Gestural Printing: Jumping the Shark on Kinect Hacks

We’ve seen a seemingly endless array of amazing Kinect hacks over the last few months, from superhero generators to obstacle avoiding quadcopters.  However, it was only a matter of time before someone came up with a hack so inane and irrelevant that it would bring shame to the entire hobby.  That time is now, and that someone is me.  I bring to you, gestural 3D printing!  Using the Kinect to track your hand, you can draw one layer at a time, with the printer following your every move.  Pushing forward extrudes plastic, while pulling your hand back will start a new layer.  Who needs difficult and confusing CAD software when you can just directly draw the object you want to print?

Really though, you can only get through 4 or 5 layers before your arm feels like it’s going to fall off, and the resulting object will look like a stringy blob of plastic vomit.  The source is in the FaceCube GitHub repository.  I don’t recommend actually using it, but if for some reason you want to, the dependencies are mindbogglingly complex.  You’ll need to install OpenNI and NITE to start with; this guide at Keyboardmods is helpful.  You’ll also need my branch of OSCeleton, which improves on hand tracking.  With the Kinect hooked up, you can run ./osceleton -n -f to start hand tracking in an Open Sound Control server.  You can then run the gestureprinter.py script, which requires pyOSC, pygame, and the RepRapArduinoSerialSender script from Skeinforge, which is also in the FaceCube repository.  Of course, you’ll also need both a Kinect and a 3D printer that is compatible with the Gcode that RepRap firmwares use.  The script is set up for my printer specifically, but it should be straightforward to tweak for others if you dare.

Gestural Print

Augmenting Reality with Reality

I combined voxel carving and augmented reality to insert 3d reconstructions of real life objects into real life scenes for a final project for 15-463, Computational Photography.  There is a more detailed writeup here.  It looks kind of bleh at the moment, and it involves a lot of hacked together libraries.  I really like the idea of it though, so this is something I’m planning on revisiting when I have more skill in the third dimension.

Face Morphing from Obama to McCain

This was for an assignment for Computational Photography, a course I’m taking this semester.  As such, I can’t in good faith upload the MATLAB source.  Some day, I might write a face morphing library in C or Python though.

There is no great social or political message here.  I just thought it would look cool.  Both of the images are from Wikipedia.

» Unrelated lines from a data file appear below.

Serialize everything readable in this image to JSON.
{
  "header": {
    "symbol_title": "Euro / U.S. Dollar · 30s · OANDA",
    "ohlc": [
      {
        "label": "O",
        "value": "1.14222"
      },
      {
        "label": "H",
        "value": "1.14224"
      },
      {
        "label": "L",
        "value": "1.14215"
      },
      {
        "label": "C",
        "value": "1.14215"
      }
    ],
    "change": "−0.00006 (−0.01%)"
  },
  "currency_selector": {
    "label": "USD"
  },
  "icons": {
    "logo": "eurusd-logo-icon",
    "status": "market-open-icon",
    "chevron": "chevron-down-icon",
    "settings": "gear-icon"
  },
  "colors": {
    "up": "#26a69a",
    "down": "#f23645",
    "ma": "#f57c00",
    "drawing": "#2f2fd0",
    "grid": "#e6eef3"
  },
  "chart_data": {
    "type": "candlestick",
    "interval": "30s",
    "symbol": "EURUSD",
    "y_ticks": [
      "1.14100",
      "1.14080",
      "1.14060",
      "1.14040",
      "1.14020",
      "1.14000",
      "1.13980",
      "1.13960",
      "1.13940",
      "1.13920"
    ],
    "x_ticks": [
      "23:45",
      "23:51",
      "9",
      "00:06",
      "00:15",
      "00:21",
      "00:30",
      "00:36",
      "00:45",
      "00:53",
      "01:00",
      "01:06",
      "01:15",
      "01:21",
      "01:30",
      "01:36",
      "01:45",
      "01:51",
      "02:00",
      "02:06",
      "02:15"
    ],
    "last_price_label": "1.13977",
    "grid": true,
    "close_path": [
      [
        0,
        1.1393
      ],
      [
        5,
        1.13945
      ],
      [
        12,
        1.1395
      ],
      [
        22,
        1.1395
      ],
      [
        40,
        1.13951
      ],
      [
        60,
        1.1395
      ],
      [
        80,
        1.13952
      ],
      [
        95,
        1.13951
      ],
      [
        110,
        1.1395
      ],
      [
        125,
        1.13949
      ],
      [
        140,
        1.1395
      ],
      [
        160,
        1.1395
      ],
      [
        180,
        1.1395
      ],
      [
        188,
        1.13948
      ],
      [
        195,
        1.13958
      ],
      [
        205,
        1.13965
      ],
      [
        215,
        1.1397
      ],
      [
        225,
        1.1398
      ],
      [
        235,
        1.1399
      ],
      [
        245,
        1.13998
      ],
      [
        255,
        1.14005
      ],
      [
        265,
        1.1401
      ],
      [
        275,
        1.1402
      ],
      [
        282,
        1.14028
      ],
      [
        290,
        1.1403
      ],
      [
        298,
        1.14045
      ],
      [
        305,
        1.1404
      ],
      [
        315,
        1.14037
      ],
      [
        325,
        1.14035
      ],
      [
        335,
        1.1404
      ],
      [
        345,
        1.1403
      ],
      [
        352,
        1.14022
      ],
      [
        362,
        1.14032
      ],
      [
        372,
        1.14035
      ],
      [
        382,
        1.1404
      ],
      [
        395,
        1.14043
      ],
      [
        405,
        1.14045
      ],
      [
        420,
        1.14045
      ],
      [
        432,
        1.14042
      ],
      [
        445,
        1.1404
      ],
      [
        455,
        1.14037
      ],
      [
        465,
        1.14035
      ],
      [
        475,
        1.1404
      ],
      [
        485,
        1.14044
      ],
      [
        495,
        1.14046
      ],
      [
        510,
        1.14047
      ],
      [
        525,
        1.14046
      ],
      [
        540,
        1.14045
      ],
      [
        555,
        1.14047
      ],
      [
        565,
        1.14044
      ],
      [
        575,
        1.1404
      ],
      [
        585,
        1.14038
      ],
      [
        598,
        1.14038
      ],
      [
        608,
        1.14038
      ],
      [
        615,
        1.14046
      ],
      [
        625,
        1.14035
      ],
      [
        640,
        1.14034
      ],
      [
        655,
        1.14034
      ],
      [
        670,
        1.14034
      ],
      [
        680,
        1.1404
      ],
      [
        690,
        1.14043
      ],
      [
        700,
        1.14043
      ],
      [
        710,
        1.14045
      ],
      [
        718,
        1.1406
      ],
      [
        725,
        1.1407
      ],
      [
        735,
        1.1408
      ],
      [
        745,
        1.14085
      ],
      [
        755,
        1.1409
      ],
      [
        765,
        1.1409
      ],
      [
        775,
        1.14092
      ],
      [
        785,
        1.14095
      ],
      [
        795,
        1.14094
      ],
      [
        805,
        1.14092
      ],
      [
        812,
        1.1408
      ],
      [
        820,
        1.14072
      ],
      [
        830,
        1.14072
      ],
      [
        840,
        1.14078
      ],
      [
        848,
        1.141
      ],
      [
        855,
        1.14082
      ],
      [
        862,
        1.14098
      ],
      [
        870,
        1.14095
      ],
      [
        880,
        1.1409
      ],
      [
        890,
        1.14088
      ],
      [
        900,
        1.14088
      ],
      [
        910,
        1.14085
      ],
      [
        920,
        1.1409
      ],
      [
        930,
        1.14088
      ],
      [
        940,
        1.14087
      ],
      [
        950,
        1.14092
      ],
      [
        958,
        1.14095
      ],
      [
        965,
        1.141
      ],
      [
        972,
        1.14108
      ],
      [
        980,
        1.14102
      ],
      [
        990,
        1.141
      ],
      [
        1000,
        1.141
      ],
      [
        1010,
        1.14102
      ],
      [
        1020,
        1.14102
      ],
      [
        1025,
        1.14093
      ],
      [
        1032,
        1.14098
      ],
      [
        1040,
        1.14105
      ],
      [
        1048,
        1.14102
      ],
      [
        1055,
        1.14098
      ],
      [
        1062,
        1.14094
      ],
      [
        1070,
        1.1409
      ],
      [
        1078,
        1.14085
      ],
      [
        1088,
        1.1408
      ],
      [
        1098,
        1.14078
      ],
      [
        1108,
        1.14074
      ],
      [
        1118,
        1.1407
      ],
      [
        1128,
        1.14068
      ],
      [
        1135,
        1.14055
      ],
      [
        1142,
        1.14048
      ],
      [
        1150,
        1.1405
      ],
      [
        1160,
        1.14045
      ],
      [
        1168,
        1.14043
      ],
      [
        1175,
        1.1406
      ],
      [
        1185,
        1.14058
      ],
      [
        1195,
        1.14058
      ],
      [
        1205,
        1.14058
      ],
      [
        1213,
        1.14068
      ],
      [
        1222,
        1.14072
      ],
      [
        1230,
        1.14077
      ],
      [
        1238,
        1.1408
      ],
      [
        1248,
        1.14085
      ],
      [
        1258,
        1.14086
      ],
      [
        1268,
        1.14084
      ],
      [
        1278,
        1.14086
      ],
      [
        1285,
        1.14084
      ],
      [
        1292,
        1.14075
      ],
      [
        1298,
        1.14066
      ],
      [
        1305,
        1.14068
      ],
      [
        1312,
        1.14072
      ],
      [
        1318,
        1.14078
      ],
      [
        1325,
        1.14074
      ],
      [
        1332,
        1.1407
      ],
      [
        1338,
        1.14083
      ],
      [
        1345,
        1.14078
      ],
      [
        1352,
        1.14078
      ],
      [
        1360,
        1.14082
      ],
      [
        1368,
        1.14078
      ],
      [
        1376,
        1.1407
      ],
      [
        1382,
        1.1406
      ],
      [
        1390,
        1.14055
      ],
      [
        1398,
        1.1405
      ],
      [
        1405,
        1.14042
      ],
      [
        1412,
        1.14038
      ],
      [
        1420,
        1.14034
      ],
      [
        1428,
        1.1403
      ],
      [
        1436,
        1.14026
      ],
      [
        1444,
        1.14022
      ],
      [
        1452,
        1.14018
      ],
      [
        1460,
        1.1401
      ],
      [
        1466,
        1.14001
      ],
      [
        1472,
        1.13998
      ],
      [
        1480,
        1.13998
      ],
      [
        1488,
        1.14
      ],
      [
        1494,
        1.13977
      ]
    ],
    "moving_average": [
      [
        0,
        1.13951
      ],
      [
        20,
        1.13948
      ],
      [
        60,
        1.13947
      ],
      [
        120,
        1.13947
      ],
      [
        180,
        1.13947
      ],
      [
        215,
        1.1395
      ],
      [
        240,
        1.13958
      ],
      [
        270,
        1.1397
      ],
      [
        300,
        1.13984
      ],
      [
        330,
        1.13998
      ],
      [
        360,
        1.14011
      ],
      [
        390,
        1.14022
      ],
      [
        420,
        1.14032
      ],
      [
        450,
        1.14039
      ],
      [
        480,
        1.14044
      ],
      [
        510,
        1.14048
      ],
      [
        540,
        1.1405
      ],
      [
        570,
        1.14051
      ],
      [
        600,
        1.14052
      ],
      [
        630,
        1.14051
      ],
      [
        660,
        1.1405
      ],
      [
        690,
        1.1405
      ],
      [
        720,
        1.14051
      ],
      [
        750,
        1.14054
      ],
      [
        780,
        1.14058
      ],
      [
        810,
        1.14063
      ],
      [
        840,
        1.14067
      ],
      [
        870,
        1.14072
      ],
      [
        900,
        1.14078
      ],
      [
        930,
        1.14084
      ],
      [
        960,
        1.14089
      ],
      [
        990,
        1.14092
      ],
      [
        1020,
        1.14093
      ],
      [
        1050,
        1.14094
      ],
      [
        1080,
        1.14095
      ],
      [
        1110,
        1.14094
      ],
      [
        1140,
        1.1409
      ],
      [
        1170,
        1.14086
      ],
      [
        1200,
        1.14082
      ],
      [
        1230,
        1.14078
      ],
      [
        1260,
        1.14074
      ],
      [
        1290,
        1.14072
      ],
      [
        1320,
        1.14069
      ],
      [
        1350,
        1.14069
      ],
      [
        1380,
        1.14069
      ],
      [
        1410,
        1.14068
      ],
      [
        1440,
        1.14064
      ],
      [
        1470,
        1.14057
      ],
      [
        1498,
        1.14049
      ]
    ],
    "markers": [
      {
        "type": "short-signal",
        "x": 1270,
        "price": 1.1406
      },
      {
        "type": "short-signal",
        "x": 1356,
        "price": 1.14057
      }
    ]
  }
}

On the technical side of things, matching points are manually picked on both images.  They are then formed into triangles using a Delaunay function.  The matching triangles are then morphed using an affine transform by the fundamental matrix that matches the three specified pairs of points.  A different amount of “morph” is applied to each of the 61 frames in this.  It all comes together to look surprisingly smooth.